Mr. Garcia strongly supported the walkout and a ballot initiative effort that grew out of it, called InvestinEd, which would have funded schools by raising income taxes on individuals and households earning more than $250,000. The State Supreme Court struck InvestinEd from the ballot in August, citing technical questions about the proposal’s wording.

Mr. Garcia says that if he is elected, he will push to close corporate tax loopholes, end tax credits for private school tuition and revisit the effort to raise taxes on the wealthy, perhaps through a new ballot initiative.

Those are fighting words in a state where libertarianism runs deep, and where a decades-long tradition of cutting taxes has maintained some of the lowest corporate and personal income taxes in the nation. (Arizona relies in part on sales taxes for funding schools.)

But Mr. Garcia is betting that concern about public education among women, younger voters and Latinos — including many who are newly registered, or do not typically turn out for midterm elections — can carry him. He says those voters are not being reached by pollsters, who have him trailing Mr. Ducey….

Mr. Garcia is an unusual candidate in Arizona. He is an Army veteran with a Ph.D. from the University of Chicago and an expert on the huge troves of data that have transformed education research over the past two decades.

He used some of that data to create the state’s first school rating and accountability systems when he worked for the state Education Department in the late 1990s and early 2000s. In that role, he sometimes butted heads with teachers’ union leaders, who at the time were skeptical of using student data to judge schools, he said.

Nevertheless, the state’s largest teachers’ union, the Arizona Education Association, has enthusiastically endorsed him this year.

Mr. Garcia sometimes sounds more like Senator Bernie Sanders of Vermont than the centrist Democrats more typical in Arizona, like Kyrsten Sinema, the Senate candidate, who has not endorsed him.

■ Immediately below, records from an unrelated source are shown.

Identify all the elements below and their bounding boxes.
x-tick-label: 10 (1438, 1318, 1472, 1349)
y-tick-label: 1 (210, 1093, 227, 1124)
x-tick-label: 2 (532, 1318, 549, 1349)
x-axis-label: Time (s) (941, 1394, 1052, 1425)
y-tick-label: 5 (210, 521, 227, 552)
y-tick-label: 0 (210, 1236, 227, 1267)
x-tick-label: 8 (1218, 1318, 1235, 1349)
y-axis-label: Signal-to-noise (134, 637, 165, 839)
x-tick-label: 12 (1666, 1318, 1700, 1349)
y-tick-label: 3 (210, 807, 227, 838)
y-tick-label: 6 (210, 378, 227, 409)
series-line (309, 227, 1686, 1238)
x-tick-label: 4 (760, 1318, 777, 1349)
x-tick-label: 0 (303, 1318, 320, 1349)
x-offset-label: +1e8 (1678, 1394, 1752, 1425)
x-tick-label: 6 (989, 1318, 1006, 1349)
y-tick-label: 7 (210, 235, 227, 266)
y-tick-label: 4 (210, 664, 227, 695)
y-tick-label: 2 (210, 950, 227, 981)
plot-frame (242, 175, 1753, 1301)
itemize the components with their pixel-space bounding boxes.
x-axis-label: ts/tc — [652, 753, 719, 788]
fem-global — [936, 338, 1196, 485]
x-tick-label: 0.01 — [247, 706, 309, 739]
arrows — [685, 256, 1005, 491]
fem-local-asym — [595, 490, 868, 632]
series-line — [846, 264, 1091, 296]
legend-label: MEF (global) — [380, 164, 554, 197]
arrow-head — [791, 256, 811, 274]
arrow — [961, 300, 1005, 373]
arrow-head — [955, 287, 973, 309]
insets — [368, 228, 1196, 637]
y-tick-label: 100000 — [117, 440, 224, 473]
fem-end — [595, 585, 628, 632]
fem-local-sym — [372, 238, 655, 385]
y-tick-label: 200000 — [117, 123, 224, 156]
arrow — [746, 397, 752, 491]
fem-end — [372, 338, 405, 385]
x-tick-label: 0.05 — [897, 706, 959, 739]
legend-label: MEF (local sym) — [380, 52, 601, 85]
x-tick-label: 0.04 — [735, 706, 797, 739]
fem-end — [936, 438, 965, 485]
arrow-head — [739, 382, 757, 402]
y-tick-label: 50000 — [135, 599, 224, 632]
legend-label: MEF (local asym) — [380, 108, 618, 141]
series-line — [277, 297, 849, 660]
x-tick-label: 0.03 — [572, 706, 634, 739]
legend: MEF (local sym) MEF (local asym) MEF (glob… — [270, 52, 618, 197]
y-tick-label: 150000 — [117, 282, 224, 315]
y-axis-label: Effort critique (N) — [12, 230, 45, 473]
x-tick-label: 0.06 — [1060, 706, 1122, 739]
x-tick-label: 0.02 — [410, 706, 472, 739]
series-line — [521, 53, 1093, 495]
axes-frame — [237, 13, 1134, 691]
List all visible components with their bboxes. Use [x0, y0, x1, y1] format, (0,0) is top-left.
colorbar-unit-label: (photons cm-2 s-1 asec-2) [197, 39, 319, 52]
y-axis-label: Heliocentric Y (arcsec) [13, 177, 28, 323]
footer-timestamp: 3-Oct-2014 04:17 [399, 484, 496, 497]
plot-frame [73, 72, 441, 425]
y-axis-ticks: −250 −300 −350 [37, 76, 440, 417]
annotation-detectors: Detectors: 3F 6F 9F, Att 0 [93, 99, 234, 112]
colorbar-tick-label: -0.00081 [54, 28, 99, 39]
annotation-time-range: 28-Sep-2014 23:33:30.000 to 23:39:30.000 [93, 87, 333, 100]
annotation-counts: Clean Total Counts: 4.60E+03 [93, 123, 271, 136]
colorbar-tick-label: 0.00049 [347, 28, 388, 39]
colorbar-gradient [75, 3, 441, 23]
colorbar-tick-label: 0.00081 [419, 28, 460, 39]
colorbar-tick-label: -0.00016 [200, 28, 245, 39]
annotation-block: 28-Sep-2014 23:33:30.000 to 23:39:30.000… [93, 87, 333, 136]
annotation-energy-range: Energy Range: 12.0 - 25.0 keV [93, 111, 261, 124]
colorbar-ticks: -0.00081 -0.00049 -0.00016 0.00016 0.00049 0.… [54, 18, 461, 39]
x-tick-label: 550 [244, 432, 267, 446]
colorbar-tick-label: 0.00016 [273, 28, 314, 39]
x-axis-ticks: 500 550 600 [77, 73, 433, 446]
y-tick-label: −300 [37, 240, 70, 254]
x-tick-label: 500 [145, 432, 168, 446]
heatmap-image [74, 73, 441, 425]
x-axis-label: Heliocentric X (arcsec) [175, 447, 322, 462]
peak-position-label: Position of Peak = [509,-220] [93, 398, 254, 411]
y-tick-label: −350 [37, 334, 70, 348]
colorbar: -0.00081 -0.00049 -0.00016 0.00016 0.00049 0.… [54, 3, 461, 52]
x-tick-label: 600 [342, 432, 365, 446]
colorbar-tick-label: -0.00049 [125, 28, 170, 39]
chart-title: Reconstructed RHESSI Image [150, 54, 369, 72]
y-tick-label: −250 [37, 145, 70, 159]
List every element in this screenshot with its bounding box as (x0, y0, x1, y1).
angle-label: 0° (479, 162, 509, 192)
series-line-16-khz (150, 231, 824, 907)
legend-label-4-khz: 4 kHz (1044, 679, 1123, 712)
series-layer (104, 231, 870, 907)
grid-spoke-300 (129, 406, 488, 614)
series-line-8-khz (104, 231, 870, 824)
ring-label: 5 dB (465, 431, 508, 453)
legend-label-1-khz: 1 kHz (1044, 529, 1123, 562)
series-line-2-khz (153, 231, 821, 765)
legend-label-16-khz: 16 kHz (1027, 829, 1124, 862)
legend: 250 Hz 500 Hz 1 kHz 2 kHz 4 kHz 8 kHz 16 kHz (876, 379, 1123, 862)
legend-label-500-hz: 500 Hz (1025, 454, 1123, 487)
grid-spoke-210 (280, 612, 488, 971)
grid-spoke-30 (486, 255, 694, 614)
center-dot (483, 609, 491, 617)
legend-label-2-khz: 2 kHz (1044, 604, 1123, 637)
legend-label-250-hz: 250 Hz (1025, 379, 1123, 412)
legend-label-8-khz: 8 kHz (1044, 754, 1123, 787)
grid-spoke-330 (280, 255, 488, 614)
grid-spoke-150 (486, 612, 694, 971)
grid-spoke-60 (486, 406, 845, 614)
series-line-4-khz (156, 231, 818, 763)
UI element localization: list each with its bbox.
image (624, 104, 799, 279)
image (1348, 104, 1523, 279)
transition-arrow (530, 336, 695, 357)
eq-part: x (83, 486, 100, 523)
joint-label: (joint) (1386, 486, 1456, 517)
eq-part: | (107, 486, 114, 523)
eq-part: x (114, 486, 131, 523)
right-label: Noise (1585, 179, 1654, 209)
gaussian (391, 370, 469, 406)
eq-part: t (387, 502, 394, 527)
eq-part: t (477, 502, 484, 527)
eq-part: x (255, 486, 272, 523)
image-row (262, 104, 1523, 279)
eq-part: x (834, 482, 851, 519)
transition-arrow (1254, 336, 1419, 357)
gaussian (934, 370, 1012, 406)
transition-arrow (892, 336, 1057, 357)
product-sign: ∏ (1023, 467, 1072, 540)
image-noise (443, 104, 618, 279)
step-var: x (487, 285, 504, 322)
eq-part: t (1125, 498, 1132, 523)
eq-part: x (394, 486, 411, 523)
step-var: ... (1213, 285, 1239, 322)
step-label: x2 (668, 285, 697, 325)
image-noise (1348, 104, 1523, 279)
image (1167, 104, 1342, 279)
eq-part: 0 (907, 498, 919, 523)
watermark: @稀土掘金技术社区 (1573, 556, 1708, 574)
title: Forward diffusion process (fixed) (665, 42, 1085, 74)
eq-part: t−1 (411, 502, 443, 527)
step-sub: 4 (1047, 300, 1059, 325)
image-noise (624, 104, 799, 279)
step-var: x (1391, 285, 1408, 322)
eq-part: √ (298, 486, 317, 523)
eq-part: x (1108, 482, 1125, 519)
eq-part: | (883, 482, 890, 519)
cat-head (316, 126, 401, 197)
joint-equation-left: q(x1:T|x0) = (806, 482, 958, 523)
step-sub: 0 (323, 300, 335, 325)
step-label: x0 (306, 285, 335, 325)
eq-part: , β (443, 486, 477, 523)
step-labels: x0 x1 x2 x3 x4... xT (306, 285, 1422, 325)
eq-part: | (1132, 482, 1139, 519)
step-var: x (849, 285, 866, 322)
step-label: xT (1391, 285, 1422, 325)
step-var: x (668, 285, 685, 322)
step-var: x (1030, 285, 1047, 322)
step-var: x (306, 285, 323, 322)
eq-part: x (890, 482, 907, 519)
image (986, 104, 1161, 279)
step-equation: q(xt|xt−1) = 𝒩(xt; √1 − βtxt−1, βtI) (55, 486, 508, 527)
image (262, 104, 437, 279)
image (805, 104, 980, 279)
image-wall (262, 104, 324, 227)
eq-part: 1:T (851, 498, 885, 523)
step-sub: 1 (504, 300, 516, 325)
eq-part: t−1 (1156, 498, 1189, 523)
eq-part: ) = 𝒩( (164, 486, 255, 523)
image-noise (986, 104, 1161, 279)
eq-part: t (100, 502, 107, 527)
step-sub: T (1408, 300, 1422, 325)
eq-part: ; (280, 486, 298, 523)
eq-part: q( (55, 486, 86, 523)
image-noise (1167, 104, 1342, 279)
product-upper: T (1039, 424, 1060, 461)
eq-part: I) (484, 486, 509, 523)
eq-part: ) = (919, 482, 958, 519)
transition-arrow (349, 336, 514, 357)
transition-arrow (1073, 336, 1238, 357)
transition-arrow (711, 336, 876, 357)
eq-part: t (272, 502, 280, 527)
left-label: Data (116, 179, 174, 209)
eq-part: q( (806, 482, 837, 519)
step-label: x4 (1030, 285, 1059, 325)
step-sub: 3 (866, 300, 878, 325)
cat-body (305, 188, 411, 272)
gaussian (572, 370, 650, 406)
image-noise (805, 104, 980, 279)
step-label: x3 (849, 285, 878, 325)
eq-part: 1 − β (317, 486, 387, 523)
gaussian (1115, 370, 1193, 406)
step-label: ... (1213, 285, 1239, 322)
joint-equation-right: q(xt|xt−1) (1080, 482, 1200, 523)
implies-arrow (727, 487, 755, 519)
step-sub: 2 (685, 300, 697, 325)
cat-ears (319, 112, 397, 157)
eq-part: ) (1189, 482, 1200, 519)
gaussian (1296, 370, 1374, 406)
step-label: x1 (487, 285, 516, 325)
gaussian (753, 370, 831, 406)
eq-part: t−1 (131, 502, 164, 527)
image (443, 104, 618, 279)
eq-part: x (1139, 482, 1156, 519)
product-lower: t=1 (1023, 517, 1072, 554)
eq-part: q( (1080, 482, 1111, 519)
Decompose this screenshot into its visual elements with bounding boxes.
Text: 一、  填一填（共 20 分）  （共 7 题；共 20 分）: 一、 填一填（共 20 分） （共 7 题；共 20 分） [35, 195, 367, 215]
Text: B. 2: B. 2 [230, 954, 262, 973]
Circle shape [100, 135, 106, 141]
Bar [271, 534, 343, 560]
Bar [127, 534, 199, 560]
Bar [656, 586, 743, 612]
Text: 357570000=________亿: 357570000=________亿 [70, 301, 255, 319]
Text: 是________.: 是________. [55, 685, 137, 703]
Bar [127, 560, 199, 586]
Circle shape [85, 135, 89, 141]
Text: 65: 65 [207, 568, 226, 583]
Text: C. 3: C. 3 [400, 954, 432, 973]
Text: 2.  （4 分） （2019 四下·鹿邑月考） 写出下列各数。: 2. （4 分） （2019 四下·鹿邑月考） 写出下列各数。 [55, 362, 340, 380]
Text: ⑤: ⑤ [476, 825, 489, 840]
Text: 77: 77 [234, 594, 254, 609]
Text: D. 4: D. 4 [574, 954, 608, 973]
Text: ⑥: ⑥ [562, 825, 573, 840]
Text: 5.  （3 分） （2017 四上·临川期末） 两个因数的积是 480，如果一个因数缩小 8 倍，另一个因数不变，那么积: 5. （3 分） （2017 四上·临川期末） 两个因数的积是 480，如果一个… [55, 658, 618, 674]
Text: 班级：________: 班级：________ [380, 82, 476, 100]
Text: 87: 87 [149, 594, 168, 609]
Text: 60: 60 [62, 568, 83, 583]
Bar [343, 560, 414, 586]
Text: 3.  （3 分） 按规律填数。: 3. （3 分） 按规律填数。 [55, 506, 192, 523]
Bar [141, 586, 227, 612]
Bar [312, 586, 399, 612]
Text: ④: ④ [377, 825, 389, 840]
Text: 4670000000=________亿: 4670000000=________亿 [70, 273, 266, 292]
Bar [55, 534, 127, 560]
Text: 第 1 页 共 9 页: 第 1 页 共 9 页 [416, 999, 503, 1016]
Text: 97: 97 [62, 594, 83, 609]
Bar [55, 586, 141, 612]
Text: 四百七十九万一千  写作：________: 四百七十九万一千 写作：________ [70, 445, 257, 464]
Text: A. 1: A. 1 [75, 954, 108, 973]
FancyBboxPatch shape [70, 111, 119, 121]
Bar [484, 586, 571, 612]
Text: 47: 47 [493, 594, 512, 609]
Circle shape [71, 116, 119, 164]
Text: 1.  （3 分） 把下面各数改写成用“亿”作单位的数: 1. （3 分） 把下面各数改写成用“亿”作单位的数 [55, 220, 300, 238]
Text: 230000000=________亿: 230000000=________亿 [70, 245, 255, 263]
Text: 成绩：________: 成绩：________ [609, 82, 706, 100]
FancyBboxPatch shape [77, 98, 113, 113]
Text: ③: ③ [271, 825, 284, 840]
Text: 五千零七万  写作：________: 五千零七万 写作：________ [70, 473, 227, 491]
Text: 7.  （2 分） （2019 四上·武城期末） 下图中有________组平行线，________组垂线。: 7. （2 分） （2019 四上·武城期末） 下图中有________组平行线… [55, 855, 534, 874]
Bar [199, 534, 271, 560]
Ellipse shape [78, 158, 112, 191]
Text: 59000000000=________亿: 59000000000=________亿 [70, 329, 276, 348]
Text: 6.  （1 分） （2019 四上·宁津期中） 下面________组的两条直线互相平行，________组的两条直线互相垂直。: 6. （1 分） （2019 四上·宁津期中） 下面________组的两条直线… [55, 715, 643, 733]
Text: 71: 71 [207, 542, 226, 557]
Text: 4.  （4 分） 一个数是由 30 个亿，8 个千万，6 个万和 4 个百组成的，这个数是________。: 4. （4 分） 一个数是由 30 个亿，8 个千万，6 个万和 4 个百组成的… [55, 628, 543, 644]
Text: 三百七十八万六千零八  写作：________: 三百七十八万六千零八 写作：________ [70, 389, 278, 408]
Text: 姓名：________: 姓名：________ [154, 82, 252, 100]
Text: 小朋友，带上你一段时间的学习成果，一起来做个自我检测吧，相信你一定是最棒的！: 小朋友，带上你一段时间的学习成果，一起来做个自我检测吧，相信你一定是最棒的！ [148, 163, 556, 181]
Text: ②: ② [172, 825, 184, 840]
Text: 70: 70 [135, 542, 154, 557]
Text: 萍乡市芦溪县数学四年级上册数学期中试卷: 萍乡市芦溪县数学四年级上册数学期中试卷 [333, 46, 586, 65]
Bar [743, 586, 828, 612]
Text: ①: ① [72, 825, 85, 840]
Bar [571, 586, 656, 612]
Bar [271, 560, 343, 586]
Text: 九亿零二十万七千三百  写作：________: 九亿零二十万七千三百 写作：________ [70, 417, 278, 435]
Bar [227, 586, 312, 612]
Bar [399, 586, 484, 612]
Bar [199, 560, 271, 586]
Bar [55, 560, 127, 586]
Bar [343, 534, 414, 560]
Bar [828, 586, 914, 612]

NPE Action has endorsed Garcia over Ducey, because Ducey is a pro-voucher libertarian who has done his best to 7ndermine public education. We have qualms about his infatuation with data and his admiration for charter schools, but support him because of his opposition to vouchers, his determination to fund public schools, and his commitment to clean up Arizona’s charter swamp of self-dealing and corruption.